Сеито мое к его беде равнодушие не оценил. Скривил лицо в злобной гримасе и подался на стуле ближе ко мне:

— Он ушел, потому что он чертов гомофоб! Като бога должен благодарить за то, что этот монстр оставил их в покое!

— Это его отец…

— Ты его не знал!

— А ты? Он, что, руку на него поднимал? Или на маму Като? — Это не был вопросом с издевкой, ведь я действительно ничего не знал, но судя по молчанию блондина и его в линию сжатым губам, попал в яблочко. — Нет?.. У них весь холодильник их совместными фото обклеен, Сеито. До сих пор…

— И что?

— А то, что Тосиро в случившемся себя виноватым считает, — вспомнил я слова Катсу, когда друг просил не поднимать в присутствии лидера тему его семьи.

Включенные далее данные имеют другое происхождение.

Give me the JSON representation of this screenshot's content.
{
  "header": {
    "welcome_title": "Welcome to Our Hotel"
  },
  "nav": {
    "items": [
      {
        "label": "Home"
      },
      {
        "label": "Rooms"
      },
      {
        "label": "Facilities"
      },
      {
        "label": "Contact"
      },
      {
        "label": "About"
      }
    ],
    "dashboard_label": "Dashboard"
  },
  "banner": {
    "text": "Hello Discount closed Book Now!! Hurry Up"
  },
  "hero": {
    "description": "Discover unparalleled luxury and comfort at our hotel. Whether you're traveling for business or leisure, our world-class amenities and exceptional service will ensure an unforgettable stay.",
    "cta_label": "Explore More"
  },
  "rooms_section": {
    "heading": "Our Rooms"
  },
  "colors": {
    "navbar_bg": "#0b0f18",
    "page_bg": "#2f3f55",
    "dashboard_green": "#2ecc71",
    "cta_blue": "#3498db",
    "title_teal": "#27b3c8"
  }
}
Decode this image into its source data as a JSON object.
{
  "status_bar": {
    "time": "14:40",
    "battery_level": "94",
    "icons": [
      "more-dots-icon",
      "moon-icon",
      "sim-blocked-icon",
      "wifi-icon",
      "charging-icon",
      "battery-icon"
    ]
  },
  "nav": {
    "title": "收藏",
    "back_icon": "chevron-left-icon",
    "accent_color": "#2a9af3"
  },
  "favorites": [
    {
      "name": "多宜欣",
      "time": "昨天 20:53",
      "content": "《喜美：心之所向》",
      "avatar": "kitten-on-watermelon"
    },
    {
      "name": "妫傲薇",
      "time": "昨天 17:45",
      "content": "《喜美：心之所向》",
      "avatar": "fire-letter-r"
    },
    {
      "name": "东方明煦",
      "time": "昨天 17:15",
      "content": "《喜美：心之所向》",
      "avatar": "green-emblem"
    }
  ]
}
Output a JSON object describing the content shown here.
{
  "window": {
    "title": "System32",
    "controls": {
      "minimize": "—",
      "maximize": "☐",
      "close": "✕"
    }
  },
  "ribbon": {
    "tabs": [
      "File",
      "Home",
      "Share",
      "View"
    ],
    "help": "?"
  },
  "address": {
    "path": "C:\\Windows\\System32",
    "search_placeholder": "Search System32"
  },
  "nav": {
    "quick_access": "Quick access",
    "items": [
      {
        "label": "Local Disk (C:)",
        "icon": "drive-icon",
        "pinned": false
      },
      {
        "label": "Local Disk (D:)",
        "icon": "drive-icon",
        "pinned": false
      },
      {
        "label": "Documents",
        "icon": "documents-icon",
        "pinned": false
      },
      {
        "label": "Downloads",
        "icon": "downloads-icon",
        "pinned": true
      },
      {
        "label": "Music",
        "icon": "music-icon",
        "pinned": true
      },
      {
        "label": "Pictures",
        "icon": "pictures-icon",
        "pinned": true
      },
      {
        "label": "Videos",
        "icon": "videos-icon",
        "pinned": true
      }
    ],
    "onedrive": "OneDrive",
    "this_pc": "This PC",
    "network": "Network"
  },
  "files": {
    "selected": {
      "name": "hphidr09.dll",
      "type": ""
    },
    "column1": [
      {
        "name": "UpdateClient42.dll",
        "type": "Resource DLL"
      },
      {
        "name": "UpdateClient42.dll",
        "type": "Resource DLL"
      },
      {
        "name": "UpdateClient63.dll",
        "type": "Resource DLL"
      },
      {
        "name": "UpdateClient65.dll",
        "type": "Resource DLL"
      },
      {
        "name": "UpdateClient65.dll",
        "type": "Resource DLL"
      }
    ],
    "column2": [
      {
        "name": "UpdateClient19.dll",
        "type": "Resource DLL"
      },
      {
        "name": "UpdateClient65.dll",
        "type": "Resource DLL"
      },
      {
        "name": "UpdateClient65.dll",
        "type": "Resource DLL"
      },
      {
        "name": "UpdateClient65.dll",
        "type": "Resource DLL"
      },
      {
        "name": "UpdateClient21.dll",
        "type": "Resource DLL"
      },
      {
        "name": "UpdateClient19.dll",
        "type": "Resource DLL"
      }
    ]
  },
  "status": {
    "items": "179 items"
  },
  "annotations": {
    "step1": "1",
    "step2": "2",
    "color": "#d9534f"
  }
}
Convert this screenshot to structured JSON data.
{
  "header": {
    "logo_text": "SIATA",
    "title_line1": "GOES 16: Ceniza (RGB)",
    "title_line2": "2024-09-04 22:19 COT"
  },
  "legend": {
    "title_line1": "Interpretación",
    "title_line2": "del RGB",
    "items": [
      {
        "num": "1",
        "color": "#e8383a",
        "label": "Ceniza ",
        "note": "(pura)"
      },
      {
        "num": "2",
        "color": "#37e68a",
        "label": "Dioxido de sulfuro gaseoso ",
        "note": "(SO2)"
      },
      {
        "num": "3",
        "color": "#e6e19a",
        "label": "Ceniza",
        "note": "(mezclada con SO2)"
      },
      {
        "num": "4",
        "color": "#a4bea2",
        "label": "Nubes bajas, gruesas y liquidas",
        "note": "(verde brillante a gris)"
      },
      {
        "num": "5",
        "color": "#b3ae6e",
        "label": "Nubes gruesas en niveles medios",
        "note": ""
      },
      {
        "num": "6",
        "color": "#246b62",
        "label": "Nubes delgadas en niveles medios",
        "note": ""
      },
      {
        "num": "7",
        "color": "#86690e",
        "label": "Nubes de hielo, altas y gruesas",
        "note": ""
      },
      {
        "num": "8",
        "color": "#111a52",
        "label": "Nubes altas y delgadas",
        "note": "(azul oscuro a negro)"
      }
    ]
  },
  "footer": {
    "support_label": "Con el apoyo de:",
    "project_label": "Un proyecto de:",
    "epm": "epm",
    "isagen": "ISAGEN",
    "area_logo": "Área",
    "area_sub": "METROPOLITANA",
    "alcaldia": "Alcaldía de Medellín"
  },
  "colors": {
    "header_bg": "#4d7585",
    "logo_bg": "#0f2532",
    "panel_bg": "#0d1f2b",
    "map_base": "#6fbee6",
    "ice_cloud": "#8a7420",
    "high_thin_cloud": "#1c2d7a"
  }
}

Блондин снова промолчал. На лице под тонкой кожей заиграли желваки, колено с закинутой на него ступней другой ноги судорожно задергалось в воздухе.

— И что сделал с тобой его отец? Ударил? — продолжил я его пытать, не боясь сказать лишнего. Другого подходящего случая все выяснить у меня, возможно, не будет. Я должен был все понять: кто прав, кто виноват, и что делать дальше, потому что оставлять все на суд блондина было уже несправедливостью, хотя бы по отношению к Като. Хватит с него этих мытарств. Достаточно.

— Я бы с удовольствием рассказал тебе подробности, детка, если бы что-то помнил! — Осуждающий исподлобья взгляд.

— То есть он тебя бил, а Като пришлось смотреть на это?..

— Ты меня и в этом сейчас пытаешься упрекнуть?

— Я хочу, чтобы ты представил себя на его месте, Сеито. Это пять лет назад было. Вы были детьми. У него, блин, травма психологическая, а тебя волнует только то, что ты не на моем месте?

— Ты, наверное, плохо расслышал. Но отмутузили меня!

— Это был его отец! — не сдержал я восклицания. Ну что за эгоист!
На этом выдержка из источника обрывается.